36 In my opinion s 22 (1)(b) does not extend an obligation to the landlord to require the landlord to take steps to control the activities of the occupants of other units within a strata complex. In my opinion the obligation which falls upon the landlord is confined to matters over which the landlord has physical and legal control, but does not extend to an obligation which requires the landlord to take proceedings or other steps to control the activities of strangers.
37 With respect to s 47, I agree with the construction of the Residential Tribunal of the words "goods, services or facilities provided". In my opinion, s 47(1) is confined to the physical and other facilities, goods or services, provided within, or as part of, the tenanted property, and only if the landlord reduces or withdraws those facilities does an obligation arise. In circumstances where there has been a reduction in the quality of the amenity to be enjoyed in the tenanted premises by the actions of a third party, a complete stranger to the tenanted property, no breach of s 47(1) can occur.
38 It follows that, in my opinion, the conclusion expressed by the Residential Tribunal is correct, and no error of law is revealed.
39 With respect to the submission that the agreement must have implied into it terms which extend to an obligation upon the landlord to take steps to control the activities of strangers, I do not believe this is the case. In circumstances where the tenant has the same rights as the landlord to approach the owners corporation for its assistance, it would not be necessary to impose the suggested obligation on the landlord in order to make the tenancy agreement effective.
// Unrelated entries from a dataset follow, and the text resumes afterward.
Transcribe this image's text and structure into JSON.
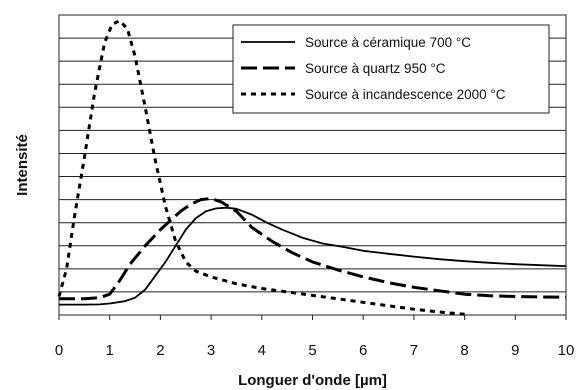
{
  "chart_data": {
    "type": "line",
    "title": "",
    "xlabel": "Longuer d'onde [µm]",
    "ylabel": "Intensité",
    "xlim": [
      0,
      10
    ],
    "x_ticks": [
      "0",
      "1",
      "2",
      "3",
      "4",
      "5",
      "6",
      "7",
      "8",
      "9",
      "10"
    ],
    "grid": "horizontal",
    "legend_position": "top-right",
    "colors": {
      "line": "#000000",
      "grid": "#222222",
      "background": "#ffffff"
    },
    "series": [
      {
        "name": "Source à céramique 700 °C",
        "style": "solid",
        "x": [
          0,
          0.5,
          0.8,
          1,
          1.3,
          1.5,
          1.7,
          1.9,
          2.1,
          2.3,
          2.5,
          2.7,
          2.9,
          3.1,
          3.3,
          3.5,
          3.8,
          4.1,
          4.4,
          4.8,
          5.2,
          5.6,
          6,
          6.5,
          7,
          7.5,
          8,
          8.5,
          9,
          9.5,
          10
        ],
        "y": [
          4.5,
          4.5,
          4.6,
          5,
          6,
          7.5,
          11,
          17,
          23,
          30,
          37,
          42,
          45,
          46.2,
          46.5,
          46,
          43.5,
          40,
          37,
          33.5,
          31,
          29.5,
          27.8,
          26.5,
          25.3,
          24.2,
          23.3,
          22.6,
          22,
          21.6,
          21.2
        ]
      },
      {
        "name": "Source à quartz 950 °C",
        "style": "long-dash",
        "x": [
          0,
          0.5,
          0.8,
          1,
          1.2,
          1.4,
          1.7,
          2,
          2.2,
          2.4,
          2.6,
          2.8,
          3,
          3.2,
          3.5,
          3.8,
          4.2,
          4.6,
          5,
          5.5,
          6,
          6.5,
          7,
          7.5,
          8,
          8.5,
          9,
          9.5,
          10
        ],
        "y": [
          7,
          7,
          7.5,
          9,
          15,
          22,
          30,
          37,
          41,
          45,
          48,
          50,
          50.5,
          49,
          45,
          38,
          32,
          27,
          23,
          19.5,
          16.5,
          14,
          12,
          10.5,
          9,
          8.3,
          8,
          7.8,
          7.7
        ]
      },
      {
        "name": "Source à incandescence 2000 °C",
        "style": "short-dash",
        "x": [
          0,
          0.15,
          0.3,
          0.5,
          0.7,
          0.9,
          1.05,
          1.2,
          1.35,
          1.5,
          1.7,
          1.9,
          2.1,
          2.3,
          2.5,
          2.7,
          3,
          3.5,
          4,
          4.5,
          5,
          5.5,
          6,
          6.5,
          7,
          7.5,
          8
        ],
        "y": [
          8,
          20,
          42,
          68,
          96,
          118,
          126,
          127.5,
          124,
          112,
          90,
          67,
          47,
          32,
          23,
          19,
          16.5,
          13.5,
          11.5,
          10,
          8.5,
          7,
          5.5,
          4,
          2.5,
          1.3,
          0.3
        ]
      }
    ]
  }
}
40 It is said by Mr Eliezer that this position is unfair to a tenant because a tenant may take proceedings to seek to control the activities of strangers and find, before those proceedings have been concluded, that the landlord has successfully terminated the tenancy. Although the position he puts is, of course, possible, it does not seem to me appropriate to allow the fact that the landlord has a right to seek to terminate the agreement to control its construction. That right, of course, can be exercised, but it is subject to the supervision of the Residential Tribunal in circumstances where the tenant takes proceedings to have such a notice terminating the tenancy, reviewed.
41 For these reasons, in my opinion, no legal error has been revealed and, accordingly, the summons is dismissed. I reserve the question of costs.